From 1 July the rotating six-month presidency of the Council of the EU has been in the hands of one of the smallest, yet most experience member states. On 8 July MEPs hold a plenary debate on the challenges it will have to tackle, including the Greek debt crisis, an increase in irregular migration and the preparation for the climate change conference in Paris in December. Just before the start of the presidency, we asked all of the country's six MEPs for their views.
Georges Bach (EPP)
As a member of the transport committee, it is important to me that the fourth railway package is finalised with a satisfactory result for companies, customers but also railway employees. Growth and jobs are priorities for the social sphere. I expect to see concrete measures for youth employment, but also proposals on fighting long-term unemployment and on increasing the participation of female employees.
Frank Engel (EPP)
Rarely, if ever, have the challenges facing a Luxembourg presidency been so many and so great: a migration crisis; a Greek crisis; a United Kingdom that threatens to leave the Europe as we know it. If it was not enough, the European economy lacks investment, dynamism and growth. Fixing all this in six months will be impossible. Managing it as best as we can would be in the tradition of Luxembourg presidencies. We have to succeed. As so often, there is no alternative.
Viviane Reding (EPP)
Only by putting in place consistent policies followed by all member states can we tackle the challenges we face. Luxembourg has to give a new impetus to this. Economic growth and stability could be created by setting up a genuine common digital market, deepening the economic, monetary and financial union as well as concluding balanced trade agreements. Luxembourg will also be able to show leadership in balancing relations between Europe and its neighbours and responding firmly to foreign threats.
Mady Delvaux (S&D)
Migration will certainly be one of the main challenges that the Luxembourg presidency will have to address. We have opened our internal borders, now we should go further and create a common asylum and migration policy. Other great challenges include the digital market, energy, promoting European innovation and creativity and we shouldn’t forget the thorny issues of TTIP and LuxLeaks. Europe needs a new dynamic based on more solidarity. After having constructed an economic union, albeit an imperfect one, let’s now work together on creating a union at the service of its people.
Charles Goerens (ALDE)
We have known for some time now that the climate change conference in Paris will be the main challenge for the Luxembourg presidency. When it comes to the economy, we will need progress on fiscal issues and the implementation of the European Fund for Strategic Investments. The success of the Luxembourg presidency will also be judged on its capacity to make the EU more cohesive and coherent.

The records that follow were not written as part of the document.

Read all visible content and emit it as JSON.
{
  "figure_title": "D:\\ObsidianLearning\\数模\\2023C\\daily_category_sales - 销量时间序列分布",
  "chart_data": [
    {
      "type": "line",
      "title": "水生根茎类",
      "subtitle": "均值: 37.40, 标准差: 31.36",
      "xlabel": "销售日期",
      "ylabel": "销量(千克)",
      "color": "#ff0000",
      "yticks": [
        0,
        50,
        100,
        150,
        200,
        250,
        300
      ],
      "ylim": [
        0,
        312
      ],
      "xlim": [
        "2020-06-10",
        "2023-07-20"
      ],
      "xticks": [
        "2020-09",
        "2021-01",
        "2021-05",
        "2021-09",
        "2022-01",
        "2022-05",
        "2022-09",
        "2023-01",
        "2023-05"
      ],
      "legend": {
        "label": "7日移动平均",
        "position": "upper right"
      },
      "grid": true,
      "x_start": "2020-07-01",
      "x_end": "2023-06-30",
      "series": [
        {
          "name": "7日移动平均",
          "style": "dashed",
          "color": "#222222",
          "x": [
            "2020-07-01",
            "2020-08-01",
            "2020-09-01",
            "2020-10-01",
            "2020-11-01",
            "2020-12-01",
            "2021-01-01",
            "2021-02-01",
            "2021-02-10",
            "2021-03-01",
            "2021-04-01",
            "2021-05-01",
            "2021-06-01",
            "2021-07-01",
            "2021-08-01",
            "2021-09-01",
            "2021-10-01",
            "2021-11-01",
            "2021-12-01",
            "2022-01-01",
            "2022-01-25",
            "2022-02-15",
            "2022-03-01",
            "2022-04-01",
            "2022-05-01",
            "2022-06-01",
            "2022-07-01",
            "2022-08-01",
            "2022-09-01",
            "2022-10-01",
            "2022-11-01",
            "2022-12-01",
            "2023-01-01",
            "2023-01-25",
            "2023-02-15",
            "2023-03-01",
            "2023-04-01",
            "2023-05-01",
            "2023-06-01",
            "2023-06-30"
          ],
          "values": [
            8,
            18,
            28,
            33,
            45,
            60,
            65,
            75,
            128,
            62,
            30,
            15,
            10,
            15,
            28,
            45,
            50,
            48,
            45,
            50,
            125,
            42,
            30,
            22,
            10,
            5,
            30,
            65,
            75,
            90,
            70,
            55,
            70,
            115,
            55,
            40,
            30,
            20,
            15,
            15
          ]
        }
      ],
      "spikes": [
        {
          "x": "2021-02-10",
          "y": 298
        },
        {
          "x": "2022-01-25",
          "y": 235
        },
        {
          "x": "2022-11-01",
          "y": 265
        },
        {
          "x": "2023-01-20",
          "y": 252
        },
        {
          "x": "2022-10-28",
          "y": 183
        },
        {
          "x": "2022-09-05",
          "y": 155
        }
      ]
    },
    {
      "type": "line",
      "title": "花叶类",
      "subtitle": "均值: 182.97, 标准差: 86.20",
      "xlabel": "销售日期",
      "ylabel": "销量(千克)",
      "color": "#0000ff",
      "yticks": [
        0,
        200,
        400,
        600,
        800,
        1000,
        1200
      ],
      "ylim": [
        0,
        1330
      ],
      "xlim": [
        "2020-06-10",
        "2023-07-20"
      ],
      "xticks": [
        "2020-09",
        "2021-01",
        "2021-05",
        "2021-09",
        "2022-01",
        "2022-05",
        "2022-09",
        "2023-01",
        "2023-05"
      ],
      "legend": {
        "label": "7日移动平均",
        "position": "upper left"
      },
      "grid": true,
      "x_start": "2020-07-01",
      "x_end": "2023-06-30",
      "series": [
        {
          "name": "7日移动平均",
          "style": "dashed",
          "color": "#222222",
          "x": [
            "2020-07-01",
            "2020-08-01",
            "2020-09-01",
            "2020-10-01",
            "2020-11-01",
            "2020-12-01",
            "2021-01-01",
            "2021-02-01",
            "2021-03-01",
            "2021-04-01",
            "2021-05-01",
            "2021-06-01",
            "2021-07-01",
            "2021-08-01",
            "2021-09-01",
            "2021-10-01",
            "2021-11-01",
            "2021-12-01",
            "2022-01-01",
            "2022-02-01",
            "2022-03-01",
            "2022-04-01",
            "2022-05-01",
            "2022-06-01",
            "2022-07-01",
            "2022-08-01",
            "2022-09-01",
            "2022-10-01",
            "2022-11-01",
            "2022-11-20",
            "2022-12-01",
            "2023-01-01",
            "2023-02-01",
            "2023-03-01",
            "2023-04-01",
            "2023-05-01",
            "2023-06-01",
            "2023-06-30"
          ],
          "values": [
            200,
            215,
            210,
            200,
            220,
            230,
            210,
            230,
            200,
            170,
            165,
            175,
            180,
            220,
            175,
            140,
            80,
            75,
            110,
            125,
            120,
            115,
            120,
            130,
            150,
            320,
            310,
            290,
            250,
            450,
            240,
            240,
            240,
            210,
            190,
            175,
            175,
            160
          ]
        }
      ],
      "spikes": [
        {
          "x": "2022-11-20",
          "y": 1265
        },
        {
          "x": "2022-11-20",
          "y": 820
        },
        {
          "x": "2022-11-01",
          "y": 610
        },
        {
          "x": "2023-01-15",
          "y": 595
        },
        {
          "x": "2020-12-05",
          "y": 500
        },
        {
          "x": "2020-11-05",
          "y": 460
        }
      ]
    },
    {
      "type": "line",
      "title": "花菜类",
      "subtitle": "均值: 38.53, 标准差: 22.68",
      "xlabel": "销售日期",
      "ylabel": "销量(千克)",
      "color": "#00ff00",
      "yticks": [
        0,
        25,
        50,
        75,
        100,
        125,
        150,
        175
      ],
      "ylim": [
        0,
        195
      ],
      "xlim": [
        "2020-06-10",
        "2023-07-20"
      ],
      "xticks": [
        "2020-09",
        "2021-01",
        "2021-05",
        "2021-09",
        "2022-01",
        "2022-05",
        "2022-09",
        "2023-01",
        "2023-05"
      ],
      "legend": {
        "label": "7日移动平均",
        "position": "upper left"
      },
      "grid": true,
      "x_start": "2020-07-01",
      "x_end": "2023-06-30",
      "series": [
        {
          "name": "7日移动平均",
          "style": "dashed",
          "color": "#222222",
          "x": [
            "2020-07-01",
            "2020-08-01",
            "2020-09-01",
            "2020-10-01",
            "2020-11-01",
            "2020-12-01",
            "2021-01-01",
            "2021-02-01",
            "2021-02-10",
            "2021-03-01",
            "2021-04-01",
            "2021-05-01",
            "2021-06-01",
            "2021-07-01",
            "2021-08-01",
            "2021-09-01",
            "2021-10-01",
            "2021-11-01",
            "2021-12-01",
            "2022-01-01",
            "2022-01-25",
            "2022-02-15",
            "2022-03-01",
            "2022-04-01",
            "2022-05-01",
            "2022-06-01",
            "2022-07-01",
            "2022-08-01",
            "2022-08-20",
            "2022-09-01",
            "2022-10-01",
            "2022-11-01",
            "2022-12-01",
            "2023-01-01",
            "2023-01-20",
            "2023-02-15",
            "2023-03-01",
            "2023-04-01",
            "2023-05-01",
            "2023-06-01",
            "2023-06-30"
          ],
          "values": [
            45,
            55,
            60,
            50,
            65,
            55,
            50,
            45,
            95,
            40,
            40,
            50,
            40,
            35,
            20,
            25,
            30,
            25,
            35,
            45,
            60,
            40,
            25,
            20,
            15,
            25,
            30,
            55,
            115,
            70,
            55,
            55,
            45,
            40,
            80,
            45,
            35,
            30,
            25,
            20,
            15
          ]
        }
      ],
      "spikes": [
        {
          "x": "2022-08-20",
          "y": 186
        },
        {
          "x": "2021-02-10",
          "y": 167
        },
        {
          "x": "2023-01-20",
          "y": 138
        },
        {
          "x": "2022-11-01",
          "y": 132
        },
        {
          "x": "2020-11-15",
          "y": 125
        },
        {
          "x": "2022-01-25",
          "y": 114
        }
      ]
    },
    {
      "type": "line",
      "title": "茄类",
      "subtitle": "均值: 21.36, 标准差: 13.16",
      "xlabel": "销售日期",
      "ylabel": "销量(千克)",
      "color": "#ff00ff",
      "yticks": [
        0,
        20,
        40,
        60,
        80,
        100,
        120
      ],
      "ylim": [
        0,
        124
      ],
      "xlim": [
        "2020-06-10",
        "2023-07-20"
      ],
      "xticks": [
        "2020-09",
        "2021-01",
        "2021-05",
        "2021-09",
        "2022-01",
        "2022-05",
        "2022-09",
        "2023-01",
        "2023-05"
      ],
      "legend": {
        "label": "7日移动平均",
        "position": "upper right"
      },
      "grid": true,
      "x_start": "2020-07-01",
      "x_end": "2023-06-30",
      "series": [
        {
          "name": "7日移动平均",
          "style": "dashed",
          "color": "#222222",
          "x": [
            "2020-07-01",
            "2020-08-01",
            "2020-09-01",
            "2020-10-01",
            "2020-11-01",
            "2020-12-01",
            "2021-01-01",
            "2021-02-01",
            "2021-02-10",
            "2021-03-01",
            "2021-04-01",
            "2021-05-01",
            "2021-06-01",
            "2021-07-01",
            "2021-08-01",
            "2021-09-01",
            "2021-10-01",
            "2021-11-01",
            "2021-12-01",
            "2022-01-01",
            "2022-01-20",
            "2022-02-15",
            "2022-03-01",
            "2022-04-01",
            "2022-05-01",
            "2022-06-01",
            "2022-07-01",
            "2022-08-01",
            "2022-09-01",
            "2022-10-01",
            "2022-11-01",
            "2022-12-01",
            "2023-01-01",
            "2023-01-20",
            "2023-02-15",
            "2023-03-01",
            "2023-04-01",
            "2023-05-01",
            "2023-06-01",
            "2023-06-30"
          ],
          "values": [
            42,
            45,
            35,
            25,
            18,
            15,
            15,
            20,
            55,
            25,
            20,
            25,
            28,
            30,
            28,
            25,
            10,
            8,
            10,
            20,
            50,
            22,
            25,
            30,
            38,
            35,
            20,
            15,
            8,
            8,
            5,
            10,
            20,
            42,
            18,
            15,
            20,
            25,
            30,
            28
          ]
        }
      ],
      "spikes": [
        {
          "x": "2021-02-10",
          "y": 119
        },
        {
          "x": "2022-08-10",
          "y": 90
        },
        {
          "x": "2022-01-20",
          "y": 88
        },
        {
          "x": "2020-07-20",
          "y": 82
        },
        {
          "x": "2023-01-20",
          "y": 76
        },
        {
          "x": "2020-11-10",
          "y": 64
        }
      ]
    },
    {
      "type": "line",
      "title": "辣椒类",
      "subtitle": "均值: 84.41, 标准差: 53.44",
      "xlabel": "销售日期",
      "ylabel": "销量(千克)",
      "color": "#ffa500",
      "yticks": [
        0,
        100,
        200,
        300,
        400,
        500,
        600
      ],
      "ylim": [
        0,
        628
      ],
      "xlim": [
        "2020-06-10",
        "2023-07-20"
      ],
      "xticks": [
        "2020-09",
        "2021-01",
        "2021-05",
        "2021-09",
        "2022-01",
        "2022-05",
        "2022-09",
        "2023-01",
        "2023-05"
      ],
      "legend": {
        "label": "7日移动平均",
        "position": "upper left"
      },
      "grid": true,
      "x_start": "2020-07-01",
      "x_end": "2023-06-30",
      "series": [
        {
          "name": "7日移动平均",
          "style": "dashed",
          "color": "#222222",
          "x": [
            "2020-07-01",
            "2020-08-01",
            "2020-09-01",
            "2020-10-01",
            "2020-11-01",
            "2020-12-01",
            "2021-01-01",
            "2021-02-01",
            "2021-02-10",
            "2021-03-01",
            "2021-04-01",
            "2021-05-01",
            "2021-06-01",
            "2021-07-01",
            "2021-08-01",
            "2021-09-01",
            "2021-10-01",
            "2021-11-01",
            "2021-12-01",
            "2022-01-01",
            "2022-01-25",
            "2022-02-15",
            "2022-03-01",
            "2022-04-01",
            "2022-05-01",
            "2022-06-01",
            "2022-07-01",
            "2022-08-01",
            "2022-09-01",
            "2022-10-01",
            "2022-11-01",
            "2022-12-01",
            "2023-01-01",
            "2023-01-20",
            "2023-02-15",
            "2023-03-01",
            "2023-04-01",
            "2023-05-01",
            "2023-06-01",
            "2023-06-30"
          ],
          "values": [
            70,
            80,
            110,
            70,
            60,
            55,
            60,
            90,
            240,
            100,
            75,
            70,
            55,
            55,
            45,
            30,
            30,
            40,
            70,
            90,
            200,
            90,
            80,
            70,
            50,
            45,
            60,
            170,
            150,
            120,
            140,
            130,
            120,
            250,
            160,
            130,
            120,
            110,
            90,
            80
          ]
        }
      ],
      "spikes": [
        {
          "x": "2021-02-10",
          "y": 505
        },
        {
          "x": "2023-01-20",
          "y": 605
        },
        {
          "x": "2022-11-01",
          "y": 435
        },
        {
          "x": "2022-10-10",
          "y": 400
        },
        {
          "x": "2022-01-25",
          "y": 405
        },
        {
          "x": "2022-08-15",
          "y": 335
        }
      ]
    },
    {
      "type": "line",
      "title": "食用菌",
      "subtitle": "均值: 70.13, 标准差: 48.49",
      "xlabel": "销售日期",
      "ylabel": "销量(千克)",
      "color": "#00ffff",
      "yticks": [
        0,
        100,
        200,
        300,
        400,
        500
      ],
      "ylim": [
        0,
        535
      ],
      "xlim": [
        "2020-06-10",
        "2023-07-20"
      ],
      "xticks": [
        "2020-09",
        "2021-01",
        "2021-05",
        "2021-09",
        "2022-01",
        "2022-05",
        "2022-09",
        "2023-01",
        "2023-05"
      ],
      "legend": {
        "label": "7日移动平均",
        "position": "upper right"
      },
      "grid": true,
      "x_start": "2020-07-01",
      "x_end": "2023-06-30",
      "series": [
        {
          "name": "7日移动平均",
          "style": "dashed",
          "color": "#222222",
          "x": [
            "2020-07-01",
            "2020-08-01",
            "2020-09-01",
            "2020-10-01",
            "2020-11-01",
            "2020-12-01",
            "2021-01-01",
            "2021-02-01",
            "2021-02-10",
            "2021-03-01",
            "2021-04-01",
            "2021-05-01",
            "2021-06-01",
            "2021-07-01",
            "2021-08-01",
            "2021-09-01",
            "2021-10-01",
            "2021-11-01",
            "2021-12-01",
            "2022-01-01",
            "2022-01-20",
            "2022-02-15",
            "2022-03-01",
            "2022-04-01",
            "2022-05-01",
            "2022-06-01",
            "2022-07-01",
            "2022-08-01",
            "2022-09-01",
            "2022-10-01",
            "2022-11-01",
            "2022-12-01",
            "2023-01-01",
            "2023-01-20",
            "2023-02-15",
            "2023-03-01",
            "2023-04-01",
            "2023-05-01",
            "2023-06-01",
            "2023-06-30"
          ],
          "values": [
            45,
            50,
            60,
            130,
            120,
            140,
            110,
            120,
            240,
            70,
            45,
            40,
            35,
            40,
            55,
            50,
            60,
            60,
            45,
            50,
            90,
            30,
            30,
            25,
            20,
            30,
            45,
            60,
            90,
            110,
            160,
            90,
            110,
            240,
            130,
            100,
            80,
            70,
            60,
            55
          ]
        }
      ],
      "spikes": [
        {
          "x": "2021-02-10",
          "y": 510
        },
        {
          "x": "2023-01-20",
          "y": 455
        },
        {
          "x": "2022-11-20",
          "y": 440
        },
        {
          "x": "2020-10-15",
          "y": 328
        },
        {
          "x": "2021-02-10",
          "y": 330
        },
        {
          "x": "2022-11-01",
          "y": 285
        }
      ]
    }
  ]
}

Claude Turmes (Greens/EFA)
We are called upon to keep global warming within 2°C by the end of the century. Luxembourg’s presidency will have to get the 28 member states to agree on an ambitious common position and lead the EU delegation at the Paris conference in order to reach an agreement with our partners around the globe. Another challenge will be the energy union. Luxembourg is well placed to help create strong regional cooperation, as we have already done with our Belgian and Dutch neighbours within the Benelux.